I’m using outputs of the BERT model:
x = bert(input_ids=input_ids, attention_mask=attention_mask)
x = x.last_hidden_state[:, 0, :]
x = final_ln(x)
where bert takes outputs from tokenizer and final_ln
is the final layer of size (312x768), which was also fitted while fitting CLIP model with.
For image encoder I take create_model
from timm
with num_classes=0
for reducing linear head. Then I’m concatenating it in two big vectors:
first_emb = torch.cat([image_emb1, name_emb1, desc_emb1], dim=1)
second_emb = torch.cat([image_emb2, name_emb2, desc_emb2], dim=1)

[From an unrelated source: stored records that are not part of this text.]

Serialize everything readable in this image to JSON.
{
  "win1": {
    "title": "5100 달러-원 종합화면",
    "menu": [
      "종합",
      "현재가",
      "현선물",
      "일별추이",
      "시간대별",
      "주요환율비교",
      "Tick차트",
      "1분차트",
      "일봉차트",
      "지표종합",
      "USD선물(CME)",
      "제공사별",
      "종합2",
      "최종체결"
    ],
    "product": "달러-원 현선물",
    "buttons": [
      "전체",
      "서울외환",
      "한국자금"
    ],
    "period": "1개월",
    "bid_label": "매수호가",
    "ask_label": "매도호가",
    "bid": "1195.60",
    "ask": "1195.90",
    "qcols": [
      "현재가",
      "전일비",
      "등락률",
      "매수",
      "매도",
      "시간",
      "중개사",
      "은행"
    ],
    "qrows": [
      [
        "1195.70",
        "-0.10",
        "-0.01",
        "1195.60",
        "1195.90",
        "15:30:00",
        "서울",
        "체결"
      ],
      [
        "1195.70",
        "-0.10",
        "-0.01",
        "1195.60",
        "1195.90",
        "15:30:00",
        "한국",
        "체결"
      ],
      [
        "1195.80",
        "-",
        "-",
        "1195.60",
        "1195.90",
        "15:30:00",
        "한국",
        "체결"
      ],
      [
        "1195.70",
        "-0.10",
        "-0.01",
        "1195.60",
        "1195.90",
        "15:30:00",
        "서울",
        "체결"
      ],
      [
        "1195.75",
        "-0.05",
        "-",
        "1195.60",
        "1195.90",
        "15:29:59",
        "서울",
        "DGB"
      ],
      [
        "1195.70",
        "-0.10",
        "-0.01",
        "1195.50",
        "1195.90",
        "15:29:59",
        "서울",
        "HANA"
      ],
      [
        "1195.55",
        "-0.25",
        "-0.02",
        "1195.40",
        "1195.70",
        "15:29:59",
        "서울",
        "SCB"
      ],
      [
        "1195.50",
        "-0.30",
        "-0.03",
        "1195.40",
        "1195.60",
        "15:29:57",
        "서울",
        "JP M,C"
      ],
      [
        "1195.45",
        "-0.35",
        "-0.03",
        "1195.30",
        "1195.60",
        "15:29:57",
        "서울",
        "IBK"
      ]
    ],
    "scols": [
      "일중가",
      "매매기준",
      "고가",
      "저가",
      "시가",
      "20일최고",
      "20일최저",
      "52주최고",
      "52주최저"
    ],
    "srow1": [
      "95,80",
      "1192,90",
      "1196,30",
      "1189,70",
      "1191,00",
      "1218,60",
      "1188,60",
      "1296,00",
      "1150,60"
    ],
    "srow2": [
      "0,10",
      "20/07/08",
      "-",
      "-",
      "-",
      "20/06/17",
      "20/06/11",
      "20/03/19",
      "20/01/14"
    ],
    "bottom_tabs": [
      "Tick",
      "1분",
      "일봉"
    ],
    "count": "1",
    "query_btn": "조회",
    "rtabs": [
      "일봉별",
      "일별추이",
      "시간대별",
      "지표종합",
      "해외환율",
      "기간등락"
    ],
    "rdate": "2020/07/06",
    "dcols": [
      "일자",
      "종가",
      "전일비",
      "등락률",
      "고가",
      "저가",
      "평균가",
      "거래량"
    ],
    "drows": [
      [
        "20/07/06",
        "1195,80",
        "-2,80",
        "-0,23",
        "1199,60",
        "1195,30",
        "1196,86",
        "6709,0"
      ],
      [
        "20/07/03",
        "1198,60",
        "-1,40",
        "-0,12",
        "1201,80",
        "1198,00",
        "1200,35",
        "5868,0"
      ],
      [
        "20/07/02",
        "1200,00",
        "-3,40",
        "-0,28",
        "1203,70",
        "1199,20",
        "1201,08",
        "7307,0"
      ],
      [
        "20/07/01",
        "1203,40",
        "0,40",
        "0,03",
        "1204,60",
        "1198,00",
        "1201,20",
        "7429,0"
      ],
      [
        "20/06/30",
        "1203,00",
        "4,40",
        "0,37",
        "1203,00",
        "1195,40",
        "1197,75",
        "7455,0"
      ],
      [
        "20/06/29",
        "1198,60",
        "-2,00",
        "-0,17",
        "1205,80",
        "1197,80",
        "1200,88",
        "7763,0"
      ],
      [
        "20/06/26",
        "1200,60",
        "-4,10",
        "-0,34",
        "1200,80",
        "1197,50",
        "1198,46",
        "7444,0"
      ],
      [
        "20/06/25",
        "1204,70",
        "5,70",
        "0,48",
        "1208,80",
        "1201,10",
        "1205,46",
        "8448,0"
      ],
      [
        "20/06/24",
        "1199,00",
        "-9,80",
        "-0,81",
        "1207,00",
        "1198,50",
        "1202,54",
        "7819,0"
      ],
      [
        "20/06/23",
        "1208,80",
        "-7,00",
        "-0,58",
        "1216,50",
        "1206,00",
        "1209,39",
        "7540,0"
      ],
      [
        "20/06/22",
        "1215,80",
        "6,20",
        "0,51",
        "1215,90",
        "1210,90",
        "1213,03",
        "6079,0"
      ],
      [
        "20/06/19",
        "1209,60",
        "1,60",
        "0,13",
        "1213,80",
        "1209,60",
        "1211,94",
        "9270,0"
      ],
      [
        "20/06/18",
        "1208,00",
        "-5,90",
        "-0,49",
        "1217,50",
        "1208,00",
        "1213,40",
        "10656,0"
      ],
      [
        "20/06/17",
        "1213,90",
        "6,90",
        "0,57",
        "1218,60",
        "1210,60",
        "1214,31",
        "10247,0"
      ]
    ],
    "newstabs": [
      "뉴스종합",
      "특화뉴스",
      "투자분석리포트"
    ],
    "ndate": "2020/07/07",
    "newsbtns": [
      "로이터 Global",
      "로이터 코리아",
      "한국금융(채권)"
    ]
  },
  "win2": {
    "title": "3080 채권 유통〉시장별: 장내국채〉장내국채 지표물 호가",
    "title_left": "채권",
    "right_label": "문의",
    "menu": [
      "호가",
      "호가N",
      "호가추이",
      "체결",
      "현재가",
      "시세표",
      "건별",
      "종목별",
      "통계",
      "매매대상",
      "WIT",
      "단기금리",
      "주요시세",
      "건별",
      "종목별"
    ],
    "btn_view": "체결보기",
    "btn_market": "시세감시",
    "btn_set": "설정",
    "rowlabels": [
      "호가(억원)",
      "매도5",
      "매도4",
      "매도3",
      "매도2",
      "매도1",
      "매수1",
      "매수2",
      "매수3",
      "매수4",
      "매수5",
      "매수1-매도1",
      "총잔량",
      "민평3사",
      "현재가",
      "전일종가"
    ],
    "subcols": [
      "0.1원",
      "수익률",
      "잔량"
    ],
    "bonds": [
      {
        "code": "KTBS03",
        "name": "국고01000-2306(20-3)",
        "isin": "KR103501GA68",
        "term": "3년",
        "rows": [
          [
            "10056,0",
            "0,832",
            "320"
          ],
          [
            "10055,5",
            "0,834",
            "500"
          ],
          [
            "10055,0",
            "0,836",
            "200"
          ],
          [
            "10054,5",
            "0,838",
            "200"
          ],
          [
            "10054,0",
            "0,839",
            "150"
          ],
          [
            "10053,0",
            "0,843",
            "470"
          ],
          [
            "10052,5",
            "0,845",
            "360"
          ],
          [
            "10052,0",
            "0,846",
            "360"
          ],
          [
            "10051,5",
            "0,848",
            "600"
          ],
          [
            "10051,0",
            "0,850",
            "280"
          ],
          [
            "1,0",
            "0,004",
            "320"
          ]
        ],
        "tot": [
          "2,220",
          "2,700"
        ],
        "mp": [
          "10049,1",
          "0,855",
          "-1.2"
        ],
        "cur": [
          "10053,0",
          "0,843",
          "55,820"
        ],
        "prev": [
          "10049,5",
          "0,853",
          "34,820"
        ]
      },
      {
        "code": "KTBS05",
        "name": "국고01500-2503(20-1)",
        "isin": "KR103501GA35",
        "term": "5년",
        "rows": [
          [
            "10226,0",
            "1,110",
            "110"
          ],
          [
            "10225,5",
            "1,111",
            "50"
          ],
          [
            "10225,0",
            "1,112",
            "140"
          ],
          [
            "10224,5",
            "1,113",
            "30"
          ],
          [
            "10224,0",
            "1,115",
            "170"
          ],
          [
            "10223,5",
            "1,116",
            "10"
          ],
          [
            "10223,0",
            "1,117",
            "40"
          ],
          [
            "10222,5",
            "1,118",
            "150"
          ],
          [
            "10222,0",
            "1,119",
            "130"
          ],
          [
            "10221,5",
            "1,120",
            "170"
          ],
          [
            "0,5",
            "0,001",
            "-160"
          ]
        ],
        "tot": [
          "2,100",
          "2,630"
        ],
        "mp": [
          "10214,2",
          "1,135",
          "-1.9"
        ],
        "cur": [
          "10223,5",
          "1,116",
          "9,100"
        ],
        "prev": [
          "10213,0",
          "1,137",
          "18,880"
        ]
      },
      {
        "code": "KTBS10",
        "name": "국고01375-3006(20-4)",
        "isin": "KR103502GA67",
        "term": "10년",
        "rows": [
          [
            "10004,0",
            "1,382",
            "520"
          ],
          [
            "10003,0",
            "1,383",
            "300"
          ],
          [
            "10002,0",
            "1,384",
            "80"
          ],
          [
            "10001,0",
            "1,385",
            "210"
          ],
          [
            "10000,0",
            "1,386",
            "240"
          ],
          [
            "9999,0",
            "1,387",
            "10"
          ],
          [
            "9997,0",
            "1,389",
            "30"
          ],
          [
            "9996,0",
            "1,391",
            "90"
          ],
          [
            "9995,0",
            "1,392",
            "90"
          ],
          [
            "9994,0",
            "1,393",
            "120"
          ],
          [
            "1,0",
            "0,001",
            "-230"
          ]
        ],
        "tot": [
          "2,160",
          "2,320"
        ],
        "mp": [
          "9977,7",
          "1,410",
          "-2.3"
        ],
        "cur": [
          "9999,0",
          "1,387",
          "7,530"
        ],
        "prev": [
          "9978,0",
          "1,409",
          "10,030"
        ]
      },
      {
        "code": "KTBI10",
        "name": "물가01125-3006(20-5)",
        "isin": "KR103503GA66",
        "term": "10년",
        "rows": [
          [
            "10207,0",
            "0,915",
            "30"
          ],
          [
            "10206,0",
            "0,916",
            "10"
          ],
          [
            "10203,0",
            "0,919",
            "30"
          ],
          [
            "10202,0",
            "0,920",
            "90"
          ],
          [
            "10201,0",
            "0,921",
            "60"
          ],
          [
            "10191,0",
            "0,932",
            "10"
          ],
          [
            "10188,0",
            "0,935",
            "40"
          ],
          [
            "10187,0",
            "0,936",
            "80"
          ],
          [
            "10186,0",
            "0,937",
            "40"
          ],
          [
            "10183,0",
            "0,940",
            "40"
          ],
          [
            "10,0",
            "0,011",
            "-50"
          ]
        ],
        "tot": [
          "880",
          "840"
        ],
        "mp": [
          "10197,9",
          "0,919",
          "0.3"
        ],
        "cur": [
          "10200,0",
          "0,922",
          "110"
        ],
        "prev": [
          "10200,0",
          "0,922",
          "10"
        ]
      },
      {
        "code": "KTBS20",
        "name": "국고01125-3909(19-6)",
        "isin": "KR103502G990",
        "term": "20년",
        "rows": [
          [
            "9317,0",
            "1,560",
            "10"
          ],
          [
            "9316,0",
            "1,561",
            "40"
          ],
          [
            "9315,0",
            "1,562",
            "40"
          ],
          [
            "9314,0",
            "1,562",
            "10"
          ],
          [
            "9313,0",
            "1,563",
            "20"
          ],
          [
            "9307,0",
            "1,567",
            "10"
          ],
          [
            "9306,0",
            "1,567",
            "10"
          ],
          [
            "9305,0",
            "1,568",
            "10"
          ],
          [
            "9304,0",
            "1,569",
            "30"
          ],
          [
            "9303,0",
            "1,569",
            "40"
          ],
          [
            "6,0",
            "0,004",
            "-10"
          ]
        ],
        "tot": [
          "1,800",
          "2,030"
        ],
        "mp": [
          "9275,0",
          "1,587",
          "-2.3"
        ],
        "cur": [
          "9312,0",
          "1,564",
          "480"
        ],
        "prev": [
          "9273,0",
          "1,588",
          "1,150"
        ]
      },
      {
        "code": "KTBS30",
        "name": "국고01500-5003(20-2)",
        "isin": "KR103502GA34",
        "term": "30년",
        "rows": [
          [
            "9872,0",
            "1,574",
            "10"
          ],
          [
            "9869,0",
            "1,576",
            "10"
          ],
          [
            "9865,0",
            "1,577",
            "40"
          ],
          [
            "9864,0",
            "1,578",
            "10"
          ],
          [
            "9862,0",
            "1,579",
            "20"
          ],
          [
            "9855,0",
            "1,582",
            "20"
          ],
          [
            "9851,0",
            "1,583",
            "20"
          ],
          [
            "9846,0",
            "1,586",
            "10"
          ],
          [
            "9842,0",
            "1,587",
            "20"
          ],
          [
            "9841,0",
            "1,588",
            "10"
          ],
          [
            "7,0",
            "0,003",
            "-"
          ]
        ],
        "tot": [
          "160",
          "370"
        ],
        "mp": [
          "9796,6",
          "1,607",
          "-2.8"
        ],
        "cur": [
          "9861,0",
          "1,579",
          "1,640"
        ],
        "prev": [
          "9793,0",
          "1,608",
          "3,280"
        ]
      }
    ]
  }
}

And then forwarding trough MLP layer, which consists of dense layers, dropout and batchnorm with relu as activation:
out1 = head(first_emb)
out2 = head(second_emb)
My questions are:
- aren’t this operations with bert like
.last_hidden_state
are equivalent of just pooling therefore loosing some information? - Is there better way to use bert for further using this models with subsequent MLP?
- Is it proper way to make siamese clip network?